Spyware, Bots, Rootkits Flooding Through Unpatched IE Hole
The newest zero-day flaw in the Microsoft Windows implementation of the Vector Markup Language is being used to flood infected machines with a massive collection of bots, Trojan downloaders, spyware and rootkits.
Less than 24 hours after researchers at Sunbelt Software discovered an active malware attack against fully patched versions of Windows, virus hunters say the Web-based exploits are serving up botnet-building Trojans and installations of ad-serving spyware.
"This is a massive malware run," says Roger Thompson, chief technical officer at Atlanta-based Exploit Prevention Labs.
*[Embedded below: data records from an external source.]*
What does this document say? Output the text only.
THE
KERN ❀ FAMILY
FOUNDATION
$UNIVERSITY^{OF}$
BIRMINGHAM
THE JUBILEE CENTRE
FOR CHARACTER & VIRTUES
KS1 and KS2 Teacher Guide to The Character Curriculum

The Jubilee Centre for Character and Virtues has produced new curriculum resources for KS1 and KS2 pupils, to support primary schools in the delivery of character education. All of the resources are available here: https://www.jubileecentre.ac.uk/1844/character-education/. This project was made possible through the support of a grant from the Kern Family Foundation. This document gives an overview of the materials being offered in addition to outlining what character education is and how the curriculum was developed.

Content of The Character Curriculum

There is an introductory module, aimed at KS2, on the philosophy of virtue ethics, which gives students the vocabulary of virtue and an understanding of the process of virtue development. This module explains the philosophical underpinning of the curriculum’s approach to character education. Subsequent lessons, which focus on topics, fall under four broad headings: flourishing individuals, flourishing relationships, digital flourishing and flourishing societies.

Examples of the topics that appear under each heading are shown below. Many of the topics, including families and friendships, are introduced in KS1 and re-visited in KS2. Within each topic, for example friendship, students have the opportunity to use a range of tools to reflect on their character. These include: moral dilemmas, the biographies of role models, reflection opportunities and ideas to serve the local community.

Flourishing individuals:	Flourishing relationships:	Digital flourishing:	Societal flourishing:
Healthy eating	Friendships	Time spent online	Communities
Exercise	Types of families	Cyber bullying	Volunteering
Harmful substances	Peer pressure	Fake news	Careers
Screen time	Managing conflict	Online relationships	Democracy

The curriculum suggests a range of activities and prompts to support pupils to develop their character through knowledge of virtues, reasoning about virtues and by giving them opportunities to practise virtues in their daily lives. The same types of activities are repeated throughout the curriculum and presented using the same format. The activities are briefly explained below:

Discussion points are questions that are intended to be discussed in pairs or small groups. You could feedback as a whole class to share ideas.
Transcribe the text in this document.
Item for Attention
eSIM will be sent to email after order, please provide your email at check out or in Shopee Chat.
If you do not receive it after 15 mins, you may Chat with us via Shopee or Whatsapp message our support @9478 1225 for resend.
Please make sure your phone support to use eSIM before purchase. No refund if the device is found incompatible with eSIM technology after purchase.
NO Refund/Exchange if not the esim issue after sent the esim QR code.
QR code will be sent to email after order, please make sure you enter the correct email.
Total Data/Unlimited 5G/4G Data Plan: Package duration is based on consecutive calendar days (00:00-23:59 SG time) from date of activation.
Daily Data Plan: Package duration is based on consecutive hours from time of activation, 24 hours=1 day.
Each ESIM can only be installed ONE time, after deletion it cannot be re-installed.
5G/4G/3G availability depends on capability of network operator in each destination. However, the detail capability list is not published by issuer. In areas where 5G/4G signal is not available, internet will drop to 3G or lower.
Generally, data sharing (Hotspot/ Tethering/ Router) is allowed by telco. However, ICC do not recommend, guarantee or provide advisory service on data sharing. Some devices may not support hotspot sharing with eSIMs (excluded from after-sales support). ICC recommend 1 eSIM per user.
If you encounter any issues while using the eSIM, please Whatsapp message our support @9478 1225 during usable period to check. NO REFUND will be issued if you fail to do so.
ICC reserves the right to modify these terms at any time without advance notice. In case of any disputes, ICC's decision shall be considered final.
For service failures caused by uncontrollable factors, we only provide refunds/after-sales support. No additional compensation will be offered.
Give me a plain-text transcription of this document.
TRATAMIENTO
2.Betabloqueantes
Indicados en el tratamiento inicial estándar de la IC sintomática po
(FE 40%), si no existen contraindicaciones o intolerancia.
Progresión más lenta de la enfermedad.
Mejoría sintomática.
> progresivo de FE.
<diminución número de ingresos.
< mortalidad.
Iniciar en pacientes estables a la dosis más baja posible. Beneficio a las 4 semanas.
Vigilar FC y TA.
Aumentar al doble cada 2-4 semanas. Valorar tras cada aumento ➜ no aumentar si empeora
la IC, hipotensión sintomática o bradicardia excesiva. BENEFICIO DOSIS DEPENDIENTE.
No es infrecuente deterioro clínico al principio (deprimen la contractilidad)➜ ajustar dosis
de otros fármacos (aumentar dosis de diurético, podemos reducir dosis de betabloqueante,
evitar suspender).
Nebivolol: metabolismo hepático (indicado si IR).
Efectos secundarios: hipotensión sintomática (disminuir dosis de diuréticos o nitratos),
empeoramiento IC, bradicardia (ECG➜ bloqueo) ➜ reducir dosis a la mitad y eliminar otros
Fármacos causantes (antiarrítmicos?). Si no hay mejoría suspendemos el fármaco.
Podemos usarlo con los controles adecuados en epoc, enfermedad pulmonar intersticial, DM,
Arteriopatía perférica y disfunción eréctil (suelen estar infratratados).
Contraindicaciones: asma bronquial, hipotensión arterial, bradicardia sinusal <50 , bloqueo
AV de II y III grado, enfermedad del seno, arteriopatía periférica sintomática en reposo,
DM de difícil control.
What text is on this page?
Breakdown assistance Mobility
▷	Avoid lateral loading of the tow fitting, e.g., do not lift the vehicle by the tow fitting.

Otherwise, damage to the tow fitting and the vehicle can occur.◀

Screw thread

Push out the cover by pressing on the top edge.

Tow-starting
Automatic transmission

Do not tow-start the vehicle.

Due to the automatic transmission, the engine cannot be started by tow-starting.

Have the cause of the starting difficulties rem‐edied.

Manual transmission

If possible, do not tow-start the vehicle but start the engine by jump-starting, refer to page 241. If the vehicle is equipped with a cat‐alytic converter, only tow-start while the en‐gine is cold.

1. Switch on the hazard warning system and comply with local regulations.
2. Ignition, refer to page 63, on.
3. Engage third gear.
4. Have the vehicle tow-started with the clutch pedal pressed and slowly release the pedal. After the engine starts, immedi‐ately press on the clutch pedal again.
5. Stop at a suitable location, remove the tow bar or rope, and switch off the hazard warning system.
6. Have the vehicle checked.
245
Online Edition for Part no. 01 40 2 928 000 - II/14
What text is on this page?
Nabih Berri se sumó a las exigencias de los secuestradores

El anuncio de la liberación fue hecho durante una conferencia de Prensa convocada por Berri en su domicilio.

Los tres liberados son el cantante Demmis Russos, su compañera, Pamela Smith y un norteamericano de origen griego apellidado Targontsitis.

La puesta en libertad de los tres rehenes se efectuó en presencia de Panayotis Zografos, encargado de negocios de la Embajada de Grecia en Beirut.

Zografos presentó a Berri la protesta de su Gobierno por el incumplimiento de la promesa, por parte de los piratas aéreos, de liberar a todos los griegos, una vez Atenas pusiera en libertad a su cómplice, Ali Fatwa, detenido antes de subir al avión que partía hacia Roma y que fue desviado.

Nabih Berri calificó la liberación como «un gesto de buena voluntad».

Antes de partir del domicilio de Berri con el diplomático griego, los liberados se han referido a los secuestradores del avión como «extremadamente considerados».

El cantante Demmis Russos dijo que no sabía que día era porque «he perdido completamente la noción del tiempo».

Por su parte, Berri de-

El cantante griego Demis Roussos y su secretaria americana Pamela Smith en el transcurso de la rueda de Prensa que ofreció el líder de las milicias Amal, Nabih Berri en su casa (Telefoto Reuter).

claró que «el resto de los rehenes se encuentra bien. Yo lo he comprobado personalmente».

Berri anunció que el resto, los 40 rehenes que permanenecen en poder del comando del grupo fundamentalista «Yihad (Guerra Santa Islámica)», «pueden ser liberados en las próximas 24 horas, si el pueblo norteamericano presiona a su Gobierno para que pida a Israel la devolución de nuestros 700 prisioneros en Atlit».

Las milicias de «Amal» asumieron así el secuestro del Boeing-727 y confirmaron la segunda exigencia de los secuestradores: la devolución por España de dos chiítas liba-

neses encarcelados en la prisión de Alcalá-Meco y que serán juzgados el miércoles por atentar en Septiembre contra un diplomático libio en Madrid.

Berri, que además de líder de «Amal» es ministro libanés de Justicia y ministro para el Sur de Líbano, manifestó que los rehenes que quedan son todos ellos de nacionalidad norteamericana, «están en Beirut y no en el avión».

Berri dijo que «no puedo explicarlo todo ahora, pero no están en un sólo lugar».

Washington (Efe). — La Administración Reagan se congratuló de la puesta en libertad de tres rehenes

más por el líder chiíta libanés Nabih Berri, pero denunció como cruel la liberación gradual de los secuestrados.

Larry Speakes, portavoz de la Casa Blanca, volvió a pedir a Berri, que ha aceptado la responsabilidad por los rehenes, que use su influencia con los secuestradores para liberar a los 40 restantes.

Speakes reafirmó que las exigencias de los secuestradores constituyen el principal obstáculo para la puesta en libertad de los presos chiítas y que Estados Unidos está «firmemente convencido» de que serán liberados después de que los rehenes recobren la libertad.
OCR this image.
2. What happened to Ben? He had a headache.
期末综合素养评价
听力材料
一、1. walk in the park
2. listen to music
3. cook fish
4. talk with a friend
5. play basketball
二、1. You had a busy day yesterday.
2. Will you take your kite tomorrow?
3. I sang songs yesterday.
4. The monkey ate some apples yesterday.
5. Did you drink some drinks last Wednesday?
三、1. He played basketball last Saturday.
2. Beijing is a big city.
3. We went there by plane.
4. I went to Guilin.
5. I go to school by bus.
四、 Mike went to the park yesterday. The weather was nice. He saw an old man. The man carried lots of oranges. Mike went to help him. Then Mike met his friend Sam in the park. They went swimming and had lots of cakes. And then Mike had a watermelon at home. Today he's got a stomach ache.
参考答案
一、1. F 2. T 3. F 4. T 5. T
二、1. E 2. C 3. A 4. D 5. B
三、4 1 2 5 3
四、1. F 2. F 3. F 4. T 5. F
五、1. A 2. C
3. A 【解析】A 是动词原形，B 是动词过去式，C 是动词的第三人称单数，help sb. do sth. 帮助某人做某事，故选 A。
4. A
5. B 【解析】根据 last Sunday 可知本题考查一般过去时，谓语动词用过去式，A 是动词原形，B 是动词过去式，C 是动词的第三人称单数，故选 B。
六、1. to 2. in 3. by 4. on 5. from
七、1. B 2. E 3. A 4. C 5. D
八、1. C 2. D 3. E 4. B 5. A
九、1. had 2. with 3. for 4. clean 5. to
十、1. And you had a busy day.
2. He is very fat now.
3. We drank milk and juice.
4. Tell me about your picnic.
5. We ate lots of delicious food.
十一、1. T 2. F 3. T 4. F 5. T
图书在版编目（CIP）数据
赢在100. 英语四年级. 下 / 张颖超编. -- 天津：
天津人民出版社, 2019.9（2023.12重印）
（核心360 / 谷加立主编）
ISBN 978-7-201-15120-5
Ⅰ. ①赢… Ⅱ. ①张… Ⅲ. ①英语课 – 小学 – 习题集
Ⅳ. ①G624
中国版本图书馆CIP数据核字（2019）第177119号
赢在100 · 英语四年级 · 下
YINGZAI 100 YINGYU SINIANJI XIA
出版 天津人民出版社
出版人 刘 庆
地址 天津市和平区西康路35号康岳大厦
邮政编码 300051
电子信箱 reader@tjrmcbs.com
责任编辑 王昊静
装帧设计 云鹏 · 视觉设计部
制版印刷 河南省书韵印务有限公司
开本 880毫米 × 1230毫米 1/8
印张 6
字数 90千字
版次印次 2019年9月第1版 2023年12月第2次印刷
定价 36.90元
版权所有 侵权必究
In an interview with eWEEK, Thompson confirmed the drive-by attacks are hosing infected machines with browser tool bars and spyware programs with stealth rootkit capabilities.
The laundry list of malware programs seeded on Russian porn sites also includes a dangerous keystroke logger capable of stealing data from computers and a banker Trojan that specifically hijacks log-in information from financial Web sites.
According to Sunbelt Software researcher Eric Sites, the list of malware programs includes VirtuMonde, an ad-serving program that triggers pop-ups from Internet Explorer; Claria.GAIN.CommonElements, an adware utility; AvenueMedia.InternetOptimizer; and several browser plug-ins and tool bars and variants of the virulent Spybot worm.